А про себя думаю: как там мои нынче живут-бывают? как отец, мать да жёнка моя? хозяйство подняли или всё голью катятся? увижу ли их, тут ли лягу?

Язык мелет, а сам вижу: спустил начдив с меня глаза. Тут только душу чуток отпустило, и брюхо снова почуяло пустоту. Присел на землю рядком с командиром, и как назло – лежит передо мной его сидор, горло не стянуто, и видать в нём сало да поджаристую краюху! Ну, думаю, не хватало мне ещё паскудной смерти – при жратве – рукой достать – захлебнуться слюной! Нет, негоже помирать, раз жить решился, да ведь земляки в конце… И тут у меня в голове жахнуло: эва! ну а сам-то он что здесь делает? Ну, думаю, парень, что ж ты тут распинаешься, вы же с ним два сапога пара, и говорю: земляк, дозволь узнать, по какой надобности с фронта?

– А ты, – говорит он, – почём знаешь, что я с фронта? – И опять уставил на меня восковые глаза.

– Ну как же, – отвечаю и не рад уже, что спросил, потому как глаза у него страшные – смотришь в них, а там смерть твоя, потому что там уже всё за всех решено отныне и навеки. – Как же, – говорю, – я так разумею – коли я в тылу девок засевать буду, мне за это орден не навесят.

– Хитёр ты, Ванька из Запрудина, – говорит он, и опять непонятно – то ли зевнёт сейчас, то ли вытряхнет из тебя душу.

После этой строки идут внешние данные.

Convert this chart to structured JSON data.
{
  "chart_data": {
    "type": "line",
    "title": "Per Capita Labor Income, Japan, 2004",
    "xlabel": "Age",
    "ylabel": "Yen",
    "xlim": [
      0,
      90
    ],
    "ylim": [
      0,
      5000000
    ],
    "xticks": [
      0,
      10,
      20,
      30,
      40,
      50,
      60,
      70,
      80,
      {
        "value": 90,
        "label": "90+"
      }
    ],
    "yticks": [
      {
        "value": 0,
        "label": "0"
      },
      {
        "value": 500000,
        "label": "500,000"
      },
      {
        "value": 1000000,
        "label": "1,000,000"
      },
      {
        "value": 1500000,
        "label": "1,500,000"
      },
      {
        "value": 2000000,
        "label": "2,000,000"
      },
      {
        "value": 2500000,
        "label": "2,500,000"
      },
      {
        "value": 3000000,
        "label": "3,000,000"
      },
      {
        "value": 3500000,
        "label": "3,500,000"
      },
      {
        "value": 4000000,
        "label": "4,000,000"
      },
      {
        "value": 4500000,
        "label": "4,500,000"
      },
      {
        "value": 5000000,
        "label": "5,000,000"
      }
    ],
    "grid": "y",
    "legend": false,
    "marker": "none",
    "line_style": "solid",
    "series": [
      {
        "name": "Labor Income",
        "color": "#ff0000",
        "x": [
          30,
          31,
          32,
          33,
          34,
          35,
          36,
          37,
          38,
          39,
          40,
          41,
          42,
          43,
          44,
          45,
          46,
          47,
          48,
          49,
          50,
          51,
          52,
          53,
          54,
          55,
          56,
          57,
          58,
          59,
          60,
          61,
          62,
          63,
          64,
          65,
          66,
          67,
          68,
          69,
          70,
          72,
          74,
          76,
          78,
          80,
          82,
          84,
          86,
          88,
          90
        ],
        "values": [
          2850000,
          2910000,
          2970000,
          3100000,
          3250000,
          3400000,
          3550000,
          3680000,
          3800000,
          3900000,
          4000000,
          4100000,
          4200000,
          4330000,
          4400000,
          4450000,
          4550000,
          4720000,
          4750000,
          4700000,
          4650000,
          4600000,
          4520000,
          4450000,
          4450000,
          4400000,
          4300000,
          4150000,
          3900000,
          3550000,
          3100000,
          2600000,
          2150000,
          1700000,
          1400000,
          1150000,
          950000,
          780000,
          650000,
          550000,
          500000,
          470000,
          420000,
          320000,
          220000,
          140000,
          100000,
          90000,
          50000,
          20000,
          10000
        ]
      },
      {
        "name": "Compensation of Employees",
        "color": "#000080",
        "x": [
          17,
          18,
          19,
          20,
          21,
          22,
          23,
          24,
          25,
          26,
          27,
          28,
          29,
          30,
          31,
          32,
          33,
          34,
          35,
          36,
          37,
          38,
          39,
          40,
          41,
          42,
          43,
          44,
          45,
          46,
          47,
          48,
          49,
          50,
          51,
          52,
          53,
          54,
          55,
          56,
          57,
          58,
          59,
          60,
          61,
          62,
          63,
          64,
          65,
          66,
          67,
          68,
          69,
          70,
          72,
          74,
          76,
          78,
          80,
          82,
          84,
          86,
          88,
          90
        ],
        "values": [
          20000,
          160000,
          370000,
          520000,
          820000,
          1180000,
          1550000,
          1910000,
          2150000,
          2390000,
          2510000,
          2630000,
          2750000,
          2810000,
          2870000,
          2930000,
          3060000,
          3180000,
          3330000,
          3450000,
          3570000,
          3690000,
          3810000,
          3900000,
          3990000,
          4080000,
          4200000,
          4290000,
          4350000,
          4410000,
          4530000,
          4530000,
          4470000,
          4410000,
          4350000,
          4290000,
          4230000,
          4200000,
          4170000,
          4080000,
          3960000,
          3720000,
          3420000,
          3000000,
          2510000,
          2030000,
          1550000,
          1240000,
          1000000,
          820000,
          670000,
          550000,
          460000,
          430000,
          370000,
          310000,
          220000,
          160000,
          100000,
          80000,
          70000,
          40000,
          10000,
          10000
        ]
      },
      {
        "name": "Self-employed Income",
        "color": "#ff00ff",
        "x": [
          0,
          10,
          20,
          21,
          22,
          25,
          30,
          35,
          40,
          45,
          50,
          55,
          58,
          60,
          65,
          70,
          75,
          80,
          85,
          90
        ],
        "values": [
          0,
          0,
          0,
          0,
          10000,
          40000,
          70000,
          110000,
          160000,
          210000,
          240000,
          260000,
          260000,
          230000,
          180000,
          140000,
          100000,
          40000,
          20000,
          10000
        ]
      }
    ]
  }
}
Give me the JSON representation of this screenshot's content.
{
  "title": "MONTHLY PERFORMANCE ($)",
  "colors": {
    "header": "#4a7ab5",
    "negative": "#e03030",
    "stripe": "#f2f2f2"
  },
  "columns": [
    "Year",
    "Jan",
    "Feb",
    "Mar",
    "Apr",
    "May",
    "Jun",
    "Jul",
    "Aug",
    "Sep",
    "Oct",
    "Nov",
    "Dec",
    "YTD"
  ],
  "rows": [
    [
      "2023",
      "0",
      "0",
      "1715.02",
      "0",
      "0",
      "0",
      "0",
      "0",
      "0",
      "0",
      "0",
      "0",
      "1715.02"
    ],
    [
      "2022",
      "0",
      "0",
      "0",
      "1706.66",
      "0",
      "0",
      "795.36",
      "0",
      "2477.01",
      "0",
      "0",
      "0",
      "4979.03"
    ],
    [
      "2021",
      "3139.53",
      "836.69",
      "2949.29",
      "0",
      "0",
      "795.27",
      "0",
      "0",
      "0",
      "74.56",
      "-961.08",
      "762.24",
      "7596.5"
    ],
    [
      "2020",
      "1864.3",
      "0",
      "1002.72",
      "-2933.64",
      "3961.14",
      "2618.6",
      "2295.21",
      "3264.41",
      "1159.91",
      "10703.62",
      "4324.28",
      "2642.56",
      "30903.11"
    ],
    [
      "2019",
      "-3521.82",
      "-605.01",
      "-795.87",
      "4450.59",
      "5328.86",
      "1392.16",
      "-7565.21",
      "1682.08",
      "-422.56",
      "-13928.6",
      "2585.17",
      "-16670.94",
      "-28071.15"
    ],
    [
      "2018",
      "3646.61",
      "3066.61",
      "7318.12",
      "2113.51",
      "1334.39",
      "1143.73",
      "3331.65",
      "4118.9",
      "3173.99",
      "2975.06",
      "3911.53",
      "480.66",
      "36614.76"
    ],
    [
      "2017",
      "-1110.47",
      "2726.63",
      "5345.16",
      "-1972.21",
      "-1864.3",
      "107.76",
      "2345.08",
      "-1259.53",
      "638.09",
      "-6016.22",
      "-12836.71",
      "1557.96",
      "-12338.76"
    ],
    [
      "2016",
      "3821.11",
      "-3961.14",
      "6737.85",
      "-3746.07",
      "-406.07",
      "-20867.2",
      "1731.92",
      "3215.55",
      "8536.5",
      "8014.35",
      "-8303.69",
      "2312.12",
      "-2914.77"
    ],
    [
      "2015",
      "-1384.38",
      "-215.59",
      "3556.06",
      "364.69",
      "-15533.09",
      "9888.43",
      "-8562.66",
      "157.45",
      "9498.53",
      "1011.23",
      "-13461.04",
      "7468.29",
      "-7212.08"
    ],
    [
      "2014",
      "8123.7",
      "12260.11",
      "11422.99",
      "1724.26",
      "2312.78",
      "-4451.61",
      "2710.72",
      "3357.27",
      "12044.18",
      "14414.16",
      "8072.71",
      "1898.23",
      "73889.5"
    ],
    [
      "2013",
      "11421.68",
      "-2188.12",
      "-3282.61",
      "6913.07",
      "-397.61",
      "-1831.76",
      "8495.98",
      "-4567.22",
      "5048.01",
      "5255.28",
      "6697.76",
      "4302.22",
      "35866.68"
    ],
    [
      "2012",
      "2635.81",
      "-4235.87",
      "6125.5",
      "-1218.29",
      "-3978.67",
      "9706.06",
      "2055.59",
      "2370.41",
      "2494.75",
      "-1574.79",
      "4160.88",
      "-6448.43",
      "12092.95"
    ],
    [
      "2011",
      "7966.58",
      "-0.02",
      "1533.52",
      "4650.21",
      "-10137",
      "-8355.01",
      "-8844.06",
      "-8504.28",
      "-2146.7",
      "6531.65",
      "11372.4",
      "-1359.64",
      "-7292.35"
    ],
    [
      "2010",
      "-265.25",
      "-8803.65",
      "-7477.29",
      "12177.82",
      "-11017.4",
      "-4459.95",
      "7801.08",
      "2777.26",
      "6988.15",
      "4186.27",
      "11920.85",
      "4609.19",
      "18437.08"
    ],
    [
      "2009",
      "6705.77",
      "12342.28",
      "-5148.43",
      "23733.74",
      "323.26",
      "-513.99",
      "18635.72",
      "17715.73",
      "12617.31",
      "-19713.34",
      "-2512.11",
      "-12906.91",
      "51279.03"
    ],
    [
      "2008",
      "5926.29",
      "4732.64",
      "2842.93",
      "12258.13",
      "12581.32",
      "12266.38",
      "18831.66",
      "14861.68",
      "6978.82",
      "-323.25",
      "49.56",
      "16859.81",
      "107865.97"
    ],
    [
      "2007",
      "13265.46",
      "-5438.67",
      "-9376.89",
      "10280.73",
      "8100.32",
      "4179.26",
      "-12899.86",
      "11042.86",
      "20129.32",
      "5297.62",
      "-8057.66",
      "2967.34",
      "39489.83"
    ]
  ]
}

Сижу я на земле в портах, от росы мокрых, и думаю: что за интерес ему меня цеплять? неужто люди за день не утомятся от своего лиха? ведь вроде по одной стёжке топаем и делить нам нечего… разве что его краюху. Так я ведь спрошу не задаром! Ну и говорю сквозь слюну в глотке, мол, такое у меня выходит дело: чтобы до дому живым добраться, придётся мне сейчас свои сапоги съесть, а сапоги нынче не всякий себе позволит и на ноги надеть, не то что набивать ими пузо! Снял я с плеча мешок и показал своё добро. Он мою хромовую обувку в руках повертел и сказал: погоди чуток, – а сам поднялся и пошёл к кустам, туда, где я давеча приметил бричку.

Гад буду, я ничего и смекнуть не успел, как он передо мной вырос с винтовкой и судьбу мою сформулировал:

– Ну-ка, курва, отойдём к лесу!

Если бы у меня в пузе что варилось, я бы точно в порты протёк. Стоит он, значит, надо мной с лицом, от костра пляшущим, и определяет меня как контру и последнюю гниду: сапоги эти, мол, мехалинский полк отбил, мой то есть, и поделены они меж красных бойцов, так что личность мою он теперь вполне установил и готов на неё потратиться пулей!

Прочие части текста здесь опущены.